Denis MacShane, député travailliste, ancien ministre britannique des Affaires européennes

La crise politique et économique en France n’est plus l’affaire privée des Français. A travers le monde, les francophiles observent les événements de France avec stupéfaction. Les Européens voient leurs espoirs et leurs ambitions s’évanouir au spectacle d’un Etat pilier de l’Europe qui rejette la modernité. Quand l’Union Européenne devrait être audacieuse, innovante, incarner un continent du mouvement, la France choisit l’immobilisme, effarée par le changement.

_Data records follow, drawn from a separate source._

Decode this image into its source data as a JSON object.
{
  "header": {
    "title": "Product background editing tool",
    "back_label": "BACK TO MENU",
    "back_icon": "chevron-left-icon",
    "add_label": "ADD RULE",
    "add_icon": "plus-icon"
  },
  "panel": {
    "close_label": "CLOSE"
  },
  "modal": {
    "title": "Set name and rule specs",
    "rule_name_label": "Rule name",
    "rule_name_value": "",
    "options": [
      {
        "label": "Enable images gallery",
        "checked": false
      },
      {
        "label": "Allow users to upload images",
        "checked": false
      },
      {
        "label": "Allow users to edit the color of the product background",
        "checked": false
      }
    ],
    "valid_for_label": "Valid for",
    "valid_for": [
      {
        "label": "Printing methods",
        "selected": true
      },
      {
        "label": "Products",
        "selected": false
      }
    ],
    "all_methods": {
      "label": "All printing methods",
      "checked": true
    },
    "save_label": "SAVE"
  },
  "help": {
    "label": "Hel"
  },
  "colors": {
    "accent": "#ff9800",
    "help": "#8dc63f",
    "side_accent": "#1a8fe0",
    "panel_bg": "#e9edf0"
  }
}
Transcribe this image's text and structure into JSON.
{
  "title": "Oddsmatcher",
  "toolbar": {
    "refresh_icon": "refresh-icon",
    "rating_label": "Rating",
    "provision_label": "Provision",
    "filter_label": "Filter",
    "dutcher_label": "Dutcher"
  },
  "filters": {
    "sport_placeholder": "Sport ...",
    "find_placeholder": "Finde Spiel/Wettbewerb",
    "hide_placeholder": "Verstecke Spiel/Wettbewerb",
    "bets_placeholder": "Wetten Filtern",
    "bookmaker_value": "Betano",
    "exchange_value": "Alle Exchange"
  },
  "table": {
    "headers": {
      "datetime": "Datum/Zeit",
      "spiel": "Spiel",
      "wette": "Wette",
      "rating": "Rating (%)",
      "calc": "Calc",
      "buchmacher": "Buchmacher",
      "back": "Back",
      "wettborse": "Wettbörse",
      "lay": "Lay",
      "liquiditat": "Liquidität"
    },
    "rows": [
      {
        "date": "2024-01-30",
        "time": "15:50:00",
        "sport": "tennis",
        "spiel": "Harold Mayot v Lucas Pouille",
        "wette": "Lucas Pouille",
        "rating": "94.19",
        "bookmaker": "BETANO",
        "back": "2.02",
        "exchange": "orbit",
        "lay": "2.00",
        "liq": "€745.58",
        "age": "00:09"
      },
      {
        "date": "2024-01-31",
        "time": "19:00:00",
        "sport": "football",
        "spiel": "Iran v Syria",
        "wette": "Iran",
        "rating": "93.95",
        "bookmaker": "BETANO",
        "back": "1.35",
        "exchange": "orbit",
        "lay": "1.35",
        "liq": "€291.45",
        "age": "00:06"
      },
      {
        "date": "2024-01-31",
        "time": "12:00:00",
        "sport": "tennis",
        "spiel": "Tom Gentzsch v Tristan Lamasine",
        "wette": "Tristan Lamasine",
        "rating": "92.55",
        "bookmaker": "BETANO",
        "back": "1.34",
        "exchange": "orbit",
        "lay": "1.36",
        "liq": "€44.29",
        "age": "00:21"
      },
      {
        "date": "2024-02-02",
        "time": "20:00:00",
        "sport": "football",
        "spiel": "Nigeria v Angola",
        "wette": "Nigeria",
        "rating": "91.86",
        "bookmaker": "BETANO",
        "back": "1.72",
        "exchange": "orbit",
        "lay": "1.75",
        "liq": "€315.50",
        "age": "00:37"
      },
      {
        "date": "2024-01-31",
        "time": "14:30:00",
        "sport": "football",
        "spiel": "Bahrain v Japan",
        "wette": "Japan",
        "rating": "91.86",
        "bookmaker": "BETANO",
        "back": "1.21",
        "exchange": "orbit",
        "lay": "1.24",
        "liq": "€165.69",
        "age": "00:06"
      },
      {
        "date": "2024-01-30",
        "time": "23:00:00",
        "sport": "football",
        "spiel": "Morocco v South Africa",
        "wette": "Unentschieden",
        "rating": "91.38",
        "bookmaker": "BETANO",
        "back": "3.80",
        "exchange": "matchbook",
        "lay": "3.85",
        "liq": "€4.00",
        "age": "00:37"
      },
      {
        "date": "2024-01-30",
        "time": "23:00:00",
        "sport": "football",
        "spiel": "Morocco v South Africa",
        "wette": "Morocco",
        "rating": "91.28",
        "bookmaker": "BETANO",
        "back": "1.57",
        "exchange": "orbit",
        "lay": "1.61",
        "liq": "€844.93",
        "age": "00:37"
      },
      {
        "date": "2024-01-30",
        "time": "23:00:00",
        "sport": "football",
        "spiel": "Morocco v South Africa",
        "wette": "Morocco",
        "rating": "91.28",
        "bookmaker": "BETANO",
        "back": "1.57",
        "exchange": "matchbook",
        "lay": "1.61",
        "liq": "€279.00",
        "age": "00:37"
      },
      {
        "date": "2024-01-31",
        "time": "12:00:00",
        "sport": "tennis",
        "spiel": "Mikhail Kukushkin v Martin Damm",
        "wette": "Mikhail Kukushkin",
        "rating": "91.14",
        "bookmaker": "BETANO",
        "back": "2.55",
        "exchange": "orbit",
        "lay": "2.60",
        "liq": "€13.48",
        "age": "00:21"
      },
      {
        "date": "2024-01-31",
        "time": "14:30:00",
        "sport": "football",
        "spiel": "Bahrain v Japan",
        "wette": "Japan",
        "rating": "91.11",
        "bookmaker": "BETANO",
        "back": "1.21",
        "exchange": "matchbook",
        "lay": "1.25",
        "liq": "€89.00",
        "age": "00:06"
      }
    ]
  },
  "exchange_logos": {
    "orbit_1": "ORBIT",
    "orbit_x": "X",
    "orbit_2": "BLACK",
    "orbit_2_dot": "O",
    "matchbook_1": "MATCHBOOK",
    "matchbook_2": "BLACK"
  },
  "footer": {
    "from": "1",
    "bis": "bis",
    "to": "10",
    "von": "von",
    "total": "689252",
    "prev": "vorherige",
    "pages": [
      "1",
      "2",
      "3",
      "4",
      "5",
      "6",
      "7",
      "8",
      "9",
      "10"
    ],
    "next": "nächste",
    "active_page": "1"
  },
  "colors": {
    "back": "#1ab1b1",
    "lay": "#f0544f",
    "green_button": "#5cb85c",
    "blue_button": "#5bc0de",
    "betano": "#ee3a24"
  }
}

S’incliner devant une poignée d’étudiants et un quarteron de leaders syndicaux est une chose. Mais, désormais, Matignon capitule devant les buralistes en renvoyant à des jours meilleurs une loi contre la cigarette dans les lieux publics que le reste de l’Europe a déjà mise en place.

Mais quand la France approuvera-t-elle une réforme ? Les conservateurs, à droite comme à gauche, sont la force dominante en France. En 1968, jeune étudiant à Oxford, je suis venu à Paris pour partager l’enthousiasme du changement. Aujourd’hui, les étudiants protestent contre la novation. Le dieu du statu quo est l’idole du moment. Pour emprunter à Tomaso di Lampedusa, «rien en France ne doit évoluer de manière que tout soit pareil». C’est la voie royale vers nulle part alors que l’acceptation de la modernité favoriserait tout sauf l’immobilisme.

Les élites françaises, de droite comme de gauche, paient là le prix de leur refus de la modernité. Quand Jacques Chirac s’oppose à la directive sur les services, quand Laurent Fabius rejette la Constitution européenne et quand Valéry Giscard d’Estaing s’oppose à l’élargissement de l’Europe, naturellement les étudiants et les syndicats s’intègrent, à leur manière, au choeur de ces «nonistes». Quand la société et l’économie sont, ainsi, bloquées, c’est au politique d’assumer ses responsabilités. C’est ce qu’a fait, courageusement, Gerhard Schröder en Allemagne quand il a admis ne pas pouvoir réaliser son programme de gouvernement. Il a organisé des élections anticipées pour permettre à l’Allemagne d’aller, quand même, de l’avant. La France attendra-t-elle jusqu’en mai 2007 ?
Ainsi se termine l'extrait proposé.